Collaborate and work across boundaries to address complex needs, including flexible commissioning and supporting the third sector. Ensure to include agencies that provide housing and other community services to enhance care for women living in complex circumstances. Involve local community leaders, third sector organisations and lay groups, including the Maternity Voices Partnership, to actively co-produce the design of universal and speciality services will ensure they are accessible, acceptable, appropriate and not stigmatising.
Provide training to enhance sensitive and personalised care, both general (cultural sensitivity, unconscious bias and trauma-informed care) and relevant specialist training (FGM, HIV, entitlement to care, sickle cell and thalassaemia screening etc.). Recommend completion of Cultural Competency e-Learning as initial step.
Promote the needs of inclusion health groups in your area by raising the profile of inclusion health and social exclusion, and advocating for the prioritisation of inclusion health groups and the consideration of their needs in service design and commissioning.
Ensure prisons should seek to progress Mother Baby Unit (MBU) applications as quickly as possible and, where the process is held up by factors outside of the control of prison staff, prisons should consider a temporary admission to the MBU to prevent the unnecessary separation of mothers and babies.
Ensure new mothers who may be sentenced (to custody) are provided with information on the support and services available for women in prisons, including information about MBUs, and answers to frequently asked questions. Language and literacy needs are supported.

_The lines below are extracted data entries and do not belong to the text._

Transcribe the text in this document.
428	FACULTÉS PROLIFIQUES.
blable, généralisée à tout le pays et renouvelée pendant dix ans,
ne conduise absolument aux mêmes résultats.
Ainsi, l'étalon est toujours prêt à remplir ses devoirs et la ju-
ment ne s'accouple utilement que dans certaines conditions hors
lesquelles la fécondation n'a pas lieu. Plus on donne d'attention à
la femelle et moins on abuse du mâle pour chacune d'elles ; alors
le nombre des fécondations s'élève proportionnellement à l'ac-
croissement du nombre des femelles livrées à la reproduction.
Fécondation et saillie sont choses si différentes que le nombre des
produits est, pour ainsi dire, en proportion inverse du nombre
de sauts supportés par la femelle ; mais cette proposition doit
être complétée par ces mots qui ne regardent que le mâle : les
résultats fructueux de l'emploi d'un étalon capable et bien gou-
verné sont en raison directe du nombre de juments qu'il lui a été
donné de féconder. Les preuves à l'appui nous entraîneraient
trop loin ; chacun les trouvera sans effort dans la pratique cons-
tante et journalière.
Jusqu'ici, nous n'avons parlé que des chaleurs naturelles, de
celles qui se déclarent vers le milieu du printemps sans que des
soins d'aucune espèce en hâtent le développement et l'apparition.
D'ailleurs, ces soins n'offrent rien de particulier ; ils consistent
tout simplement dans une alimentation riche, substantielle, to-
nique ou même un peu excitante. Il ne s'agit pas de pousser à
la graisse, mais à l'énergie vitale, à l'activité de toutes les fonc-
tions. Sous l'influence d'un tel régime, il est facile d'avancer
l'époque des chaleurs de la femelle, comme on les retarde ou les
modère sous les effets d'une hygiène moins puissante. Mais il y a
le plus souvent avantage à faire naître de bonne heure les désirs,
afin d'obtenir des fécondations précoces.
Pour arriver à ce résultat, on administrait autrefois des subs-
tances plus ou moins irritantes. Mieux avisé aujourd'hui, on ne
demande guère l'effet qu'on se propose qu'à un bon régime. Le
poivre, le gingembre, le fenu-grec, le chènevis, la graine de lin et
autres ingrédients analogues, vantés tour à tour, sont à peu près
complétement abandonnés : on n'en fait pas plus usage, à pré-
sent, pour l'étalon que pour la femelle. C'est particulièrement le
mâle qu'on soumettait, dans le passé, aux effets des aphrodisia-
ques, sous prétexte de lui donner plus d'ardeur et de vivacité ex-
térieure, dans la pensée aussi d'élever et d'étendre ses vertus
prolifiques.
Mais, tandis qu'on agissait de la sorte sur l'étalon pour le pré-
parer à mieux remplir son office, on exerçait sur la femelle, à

Ensure that protocols and equipment are in place in prisons to deal with birth-related emergencies in the prison such as postpartum haemorrhage and the resuscitation of infants. Staff trained in these procedures are on duty at all times.
Commission health services that respond to the local characteristics and needs of inclusion health groups in your area, raise the profile of inclusion health and social exclusion, and advocate for the prioritisation of inclusion health groups and the consideration of their needs in service design and commissioning.
Reduce health inequalities by commissioning services which respond to local need set against clear outcome measures, empowering providers to make service improvements and monitoring progress regularly. Collaborate with relevant services to support the roll-out of continuity of carer models, those aimed at BAME and other vulnerable groups.